According to them, “Nigerian women are disappointed and aggrieved at the actions of the 9th National Assembly (NASS) when they denied women the opportunity of inclusion and representation in governance by voting against the gender bills.
“The NASS has spoken loud and clear that they do not want progress for society: for mothers, aunties, sisters, wives, and for daughters.
“It is particularly sad that in a month globally dedicated to celebrating women worldwide, our NASS has chosen to deny women basic human rights particularly, the right to identity and belonging.
“The proposed gender bills in the 5th Constitution Alteration Bills that were all rejected are Bills targeted at addressing the current gender imbalance across the legislative arm of governments across the country whilst reducing the under-representation of women in political office.
“The men of the 9th NASS have reinforced the discrimination and political bias against women as enshrined in the 1999 constitution by:
“Denying citizenship to a foreign-born husband of a Nigerian woman. (While it allows Nigerian men’s foreign-born wives to be awarded automatic citizenship).

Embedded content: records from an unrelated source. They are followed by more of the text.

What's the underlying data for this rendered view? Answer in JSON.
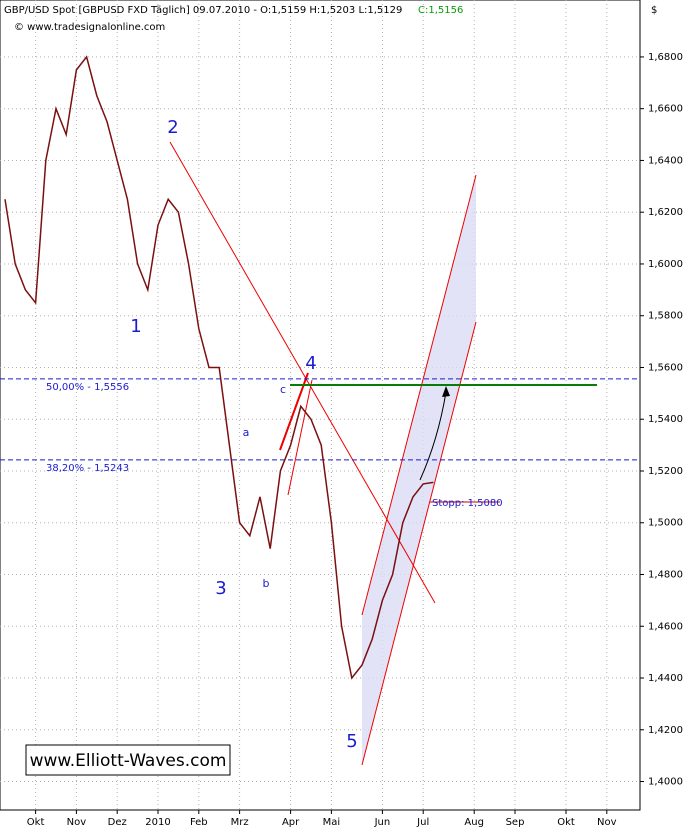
{
  "chart_data": {
    "type": "line",
    "header": "GBP/USD Spot [GBPUSD FXD  Täglich] 09.07.2010 - O:1,5159 H:1,5203 L:1,5129",
    "close_label": "C:1,5156",
    "source": "© www.tradesignalonline.com",
    "currency": "$",
    "watermark": "www.Elliott-Waves.com",
    "wave_labels": [
      "1",
      "2",
      "3",
      "4",
      "5",
      "a",
      "b",
      "c"
    ],
    "categories": [
      null,
      null,
      null,
      "Okt",
      null,
      null,
      null,
      "Nov",
      null,
      null,
      null,
      "Dez",
      null,
      null,
      null,
      "2010",
      null,
      null,
      null,
      "Feb",
      null,
      null,
      null,
      "Mrz",
      null,
      null,
      null,
      null,
      "Apr",
      null,
      null,
      null,
      "Mai",
      null,
      null,
      null,
      null,
      "Jun",
      null,
      null,
      null,
      "Jul",
      null,
      null,
      null,
      null,
      "Aug",
      null,
      null,
      null,
      "Sep",
      null,
      null,
      null,
      null,
      "Okt",
      null,
      null,
      null,
      "Nov",
      null,
      null
    ],
    "series": [
      {
        "name": "GBP/USD",
        "color": "#7a1010",
        "values": [
          1.625,
          1.6,
          1.59,
          1.585,
          1.64,
          1.66,
          1.65,
          1.675,
          1.68,
          1.665,
          1.655,
          1.64,
          1.625,
          1.6,
          1.59,
          1.615,
          1.625,
          1.62,
          1.6,
          1.575,
          1.56,
          1.56,
          1.53,
          1.5,
          1.495,
          1.51,
          1.49,
          1.52,
          1.53,
          1.545,
          1.54,
          1.53,
          1.5,
          1.46,
          1.44,
          1.445,
          1.455,
          1.47,
          1.48,
          1.5,
          1.51,
          1.515,
          1.5156,
          null,
          null,
          null,
          null,
          null,
          null,
          null,
          null,
          null,
          null,
          null,
          null,
          null,
          null,
          null,
          null,
          null,
          null,
          null
        ]
      }
    ],
    "levels": [
      {
        "value": 1.5556,
        "label": "50,00% - 1,5556"
      },
      {
        "value": 1.5243,
        "label": "38,20% - 1,5243"
      },
      {
        "value": 1.508,
        "label": "Stopp: 1,5080"
      }
    ],
    "ylim": [
      1.389,
      1.702
    ],
    "yticks": [
      {
        "value": 1.4,
        "label": "1,4000"
      },
      {
        "value": 1.42,
        "label": "1,4200"
      },
      {
        "value": 1.44,
        "label": "1,4400"
      },
      {
        "value": 1.46,
        "label": "1,4600"
      },
      {
        "value": 1.48,
        "label": "1,4800"
      },
      {
        "value": 1.5,
        "label": "1,5000"
      },
      {
        "value": 1.52,
        "label": "1,5200"
      },
      {
        "value": 1.54,
        "label": "1,5400"
      },
      {
        "value": 1.56,
        "label": "1,5600"
      },
      {
        "value": 1.58,
        "label": "1,5800"
      },
      {
        "value": 1.6,
        "label": "1,6000"
      },
      {
        "value": 1.62,
        "label": "1,6200"
      },
      {
        "value": 1.64,
        "label": "1,6400"
      },
      {
        "value": 1.66,
        "label": "1,6600"
      },
      {
        "value": 1.68,
        "label": "1,6800"
      }
    ],
    "grid": true
  }
}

“The men of the 9th NASS by their actions have taken us backwards. Their actions undermine the importance and relevance of women’s contribution to the governance of Nigeria including the key role women play to bring victory to political parties in elections at all levels across the country. They also voted against diaspora voting!
“Nigerian women, therefore, demand that all gender Bills be reconsidered. Ultimately, our demands will benefit not just women but Nigeria as a whole. More women in governance will only bring progress, and respect for Nigeria in the committee of nations. We cannot, in 2022, be negotiating the rights of women and the sanctity of the dignity of girls. We call on the National Assembly to represent these Bills as a matter of urgency and ensure that they are passed”
The protest came just as the House Deputy Whip, Rep Nkiruika Onyejeocha on Wednesday expressed disappointment over members’ votes against Bills on women’s inclusiveness in governance.
Speaking with newsmen in Abuja, Hon. Onyejeocha said if the bills had passed, it would have helped close the gap where Nigeria is ranked 184 out of 187 in the world ranking of women’s participation in politics.
She explained that the reason for the proposed additional reserved seat for women in parliament was because the male folks were not ready to give out space for the female from the already existing 469 seats at the federal level as well as that at the states level.
The lawmaker opposed the argument that the voting by members was culturally and religiously motivated.
According to her, members from the North whom I sat closed to at the plenary of which many claimed they will be against the bills concerning women voted in favour of the bills.
KanyiDaily had reported that yesterday, the National Assembly rejected a constitutional bill seeking to create special seats for women in the federal legislative arm of government.